This week, GM rolled out the IntelliLink system. The system connects wirelessy to your smartphone and provides voice-activated access to phone and audio functions. It's the latest example of the growing number of in-vehicle smartphone connectivity systems.

The IntelliLink system turns the vehicle infotainment display into a smartphone-like interface with a configurable series of icons. The system integrates a voice control function that allows drivers to place a phone call and request a specific artist or song without pulling their hands or eyes from their respective driving duties.
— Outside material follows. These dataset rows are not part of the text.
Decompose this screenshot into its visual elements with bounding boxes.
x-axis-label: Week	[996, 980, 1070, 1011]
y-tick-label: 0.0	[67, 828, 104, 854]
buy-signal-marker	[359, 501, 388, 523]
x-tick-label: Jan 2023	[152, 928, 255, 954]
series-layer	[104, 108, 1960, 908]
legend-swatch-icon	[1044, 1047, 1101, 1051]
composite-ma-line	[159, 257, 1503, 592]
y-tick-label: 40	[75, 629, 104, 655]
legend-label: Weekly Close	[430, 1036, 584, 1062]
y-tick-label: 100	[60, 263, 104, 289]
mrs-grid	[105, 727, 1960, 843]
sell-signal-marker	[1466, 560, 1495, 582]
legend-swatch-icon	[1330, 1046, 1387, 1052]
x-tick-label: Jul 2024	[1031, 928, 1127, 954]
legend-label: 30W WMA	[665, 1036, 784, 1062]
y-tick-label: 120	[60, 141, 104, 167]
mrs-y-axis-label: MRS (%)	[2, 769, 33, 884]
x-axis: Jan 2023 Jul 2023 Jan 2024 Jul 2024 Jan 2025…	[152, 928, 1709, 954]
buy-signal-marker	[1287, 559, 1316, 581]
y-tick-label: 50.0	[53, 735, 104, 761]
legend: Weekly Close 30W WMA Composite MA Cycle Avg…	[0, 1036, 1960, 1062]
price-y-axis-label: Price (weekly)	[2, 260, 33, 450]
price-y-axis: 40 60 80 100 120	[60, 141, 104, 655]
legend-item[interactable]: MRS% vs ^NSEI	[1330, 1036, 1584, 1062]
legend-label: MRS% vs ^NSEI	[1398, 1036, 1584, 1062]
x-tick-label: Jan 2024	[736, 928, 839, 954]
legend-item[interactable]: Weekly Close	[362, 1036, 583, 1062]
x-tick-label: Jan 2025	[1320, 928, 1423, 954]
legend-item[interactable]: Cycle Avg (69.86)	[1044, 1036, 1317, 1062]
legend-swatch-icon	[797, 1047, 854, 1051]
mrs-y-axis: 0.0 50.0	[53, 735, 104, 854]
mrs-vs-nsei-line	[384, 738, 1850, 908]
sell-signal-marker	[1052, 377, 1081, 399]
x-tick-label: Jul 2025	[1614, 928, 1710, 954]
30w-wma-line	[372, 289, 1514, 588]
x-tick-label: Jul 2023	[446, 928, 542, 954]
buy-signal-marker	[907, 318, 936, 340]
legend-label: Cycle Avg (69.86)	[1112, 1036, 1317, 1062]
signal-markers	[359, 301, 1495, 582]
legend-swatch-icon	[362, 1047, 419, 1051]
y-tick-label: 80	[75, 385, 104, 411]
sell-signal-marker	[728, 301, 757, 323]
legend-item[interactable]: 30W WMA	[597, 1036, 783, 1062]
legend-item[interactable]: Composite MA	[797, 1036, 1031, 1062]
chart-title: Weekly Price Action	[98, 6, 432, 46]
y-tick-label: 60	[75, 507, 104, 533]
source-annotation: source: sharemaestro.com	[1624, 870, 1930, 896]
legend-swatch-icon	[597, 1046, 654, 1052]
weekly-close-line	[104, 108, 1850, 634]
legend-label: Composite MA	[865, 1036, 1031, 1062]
In terms of music, IntelliLink offers several options. Drivers don't need a proper MP3 player to enjoy digital music and can simply plug a music-loaded flash drive into the USB port in the center console. The system also allows for wireless Bluetooth streaming from services like Stitcher and Pandora when paired with a smartphone. It displays album and artist information streamed from the Gracenote database on the seven-inch color display.

"Gracenote is typically limited to devices plugged in to the USB port," said GM lead engineer Tony Kraatz. "With IntelliLink, we are the first company to run Bluetooth streaming audio through the Gracenote database to display album art for music players connected wirelessly."

Unlike some other systems available on cars today, the IntelLink system does not include any type of voice-activated text messaging or social networking features.

A public relations rep for GM told us that the IntelLink system will be shared between GMC and Buick. It will be standard equipment on all Buick sedans and will be offered as an option on the GMC Terrain and Acadia. Chevy offers the MyLink, which is based on the same technology as the IntelLink system, while Cadillac has its own independent connectivity system called CUE.